StumbleUpon is a website discovery service that integrates social networking with peer review. It uses a tool bar browser add-in available for both Firefox and Internet Explorer. It effectively generates networks of surfers linked by common interests. Users ’stumble upon’ pages recommended by peers in their network. Users rate sites by way of a simple thumbs up or thumbs down buttons on the tool bar, and can optionally leave additional comments for the site’s review page.
It has 1.5 million users who rave about it in their personal profiles:
I am addicted to StumbleUpon! You can participate as much as you like… you can simply “stumble” and discover great sites on the internet or you can be more active and participate in the forums and/or message fellow stumblers from around the world with interests similar to your own and make friends. I can sincerely say that, since I installed the Stumble Upon tool bar, I cannot imagine surfing without it!
This is possibly the very very best thing you can download for any browser, ever. An absolutely peerless tool for the nethead culture (to which I can claim membership) to aid in the endless quest for cool sites.
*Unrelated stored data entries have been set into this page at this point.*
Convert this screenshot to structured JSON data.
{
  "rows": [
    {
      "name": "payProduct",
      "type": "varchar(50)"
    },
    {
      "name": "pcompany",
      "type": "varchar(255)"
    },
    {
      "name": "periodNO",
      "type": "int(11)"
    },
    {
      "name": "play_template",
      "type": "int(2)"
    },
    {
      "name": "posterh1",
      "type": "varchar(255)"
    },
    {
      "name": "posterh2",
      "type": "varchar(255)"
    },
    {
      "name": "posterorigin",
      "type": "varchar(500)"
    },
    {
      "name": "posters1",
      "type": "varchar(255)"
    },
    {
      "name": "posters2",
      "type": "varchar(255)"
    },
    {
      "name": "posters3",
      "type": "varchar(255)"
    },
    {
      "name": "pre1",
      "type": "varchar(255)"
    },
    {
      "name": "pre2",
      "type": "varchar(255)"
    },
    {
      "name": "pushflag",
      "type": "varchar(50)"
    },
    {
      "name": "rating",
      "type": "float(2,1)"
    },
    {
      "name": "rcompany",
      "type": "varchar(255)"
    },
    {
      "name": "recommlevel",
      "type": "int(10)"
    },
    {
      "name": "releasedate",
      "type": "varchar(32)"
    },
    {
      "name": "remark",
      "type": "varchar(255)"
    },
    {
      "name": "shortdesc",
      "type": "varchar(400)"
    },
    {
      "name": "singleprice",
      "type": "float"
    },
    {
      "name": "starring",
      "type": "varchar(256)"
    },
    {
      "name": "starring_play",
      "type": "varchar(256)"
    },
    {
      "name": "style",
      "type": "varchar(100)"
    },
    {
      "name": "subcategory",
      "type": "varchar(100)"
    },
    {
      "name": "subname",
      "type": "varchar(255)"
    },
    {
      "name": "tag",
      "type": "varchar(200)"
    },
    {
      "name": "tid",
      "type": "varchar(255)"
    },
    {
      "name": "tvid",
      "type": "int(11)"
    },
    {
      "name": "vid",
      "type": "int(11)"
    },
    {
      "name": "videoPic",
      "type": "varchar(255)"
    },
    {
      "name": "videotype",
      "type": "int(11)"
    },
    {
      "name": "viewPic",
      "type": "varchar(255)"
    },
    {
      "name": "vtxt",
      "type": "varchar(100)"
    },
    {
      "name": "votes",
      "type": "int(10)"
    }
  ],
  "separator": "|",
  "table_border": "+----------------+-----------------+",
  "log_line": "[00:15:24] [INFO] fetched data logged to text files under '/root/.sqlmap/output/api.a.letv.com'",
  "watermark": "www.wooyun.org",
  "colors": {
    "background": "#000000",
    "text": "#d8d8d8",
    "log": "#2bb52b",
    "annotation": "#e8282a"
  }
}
The StumbleUpon website isn’t particularly easy to use and, for me, it was a struggle to find stuff I needed or how everything worked. Indeed, just by browsing the site it’s hard to work out what it’s about. The tool bar however is very easy to use - just go to a page you like and click on the thumbs up button. You can then click on the Stumble! button to be sent to similar sites.
As an experiment, I added three pages from a neglected arcade games site to StumbleUpon on November 12th around 5pm. Here’s the traffic I received:

The site previously had an average of around 250 a day and this had been steady for several weeks. Following the StumbleUpon thumbs up, the traffic reached 1179 the next day, dropping to 816 on the following day. Bear in mind that I only added three pages - for sites with several hundred pages the additional traffic could be significant.
A few tips on maximizing your StumbleUpon visitors:
1. Add, obviously, your own quality pages or permalinks but also add pages from similar sites or blogs. This will give you entry to a relevant network of peers and helps you blog appear more often.
2. When you submit a permalink, make sure you add the appropriate tag. Obvious maybe, but easy to overlook.
3. Make your title sell. “How to get 1,000,000 visitors to your blog” will attract more people than “Blogging on Blogging”
4. Make friends. The more StumbleUpon friends you have the more visitors. It’s as easy as clicking on the “Friends” button on the tool bar then on the “Add as Friend” link in the user’s profile. Rate sites that you friends have submitted.
If you do install their tool bar, be aware that a number of the stumbled pages you see will be paid placements. They are reticent to reveal the quantity of these paid pages but it’s believed to be less than 2%. Also, review their privacy policy.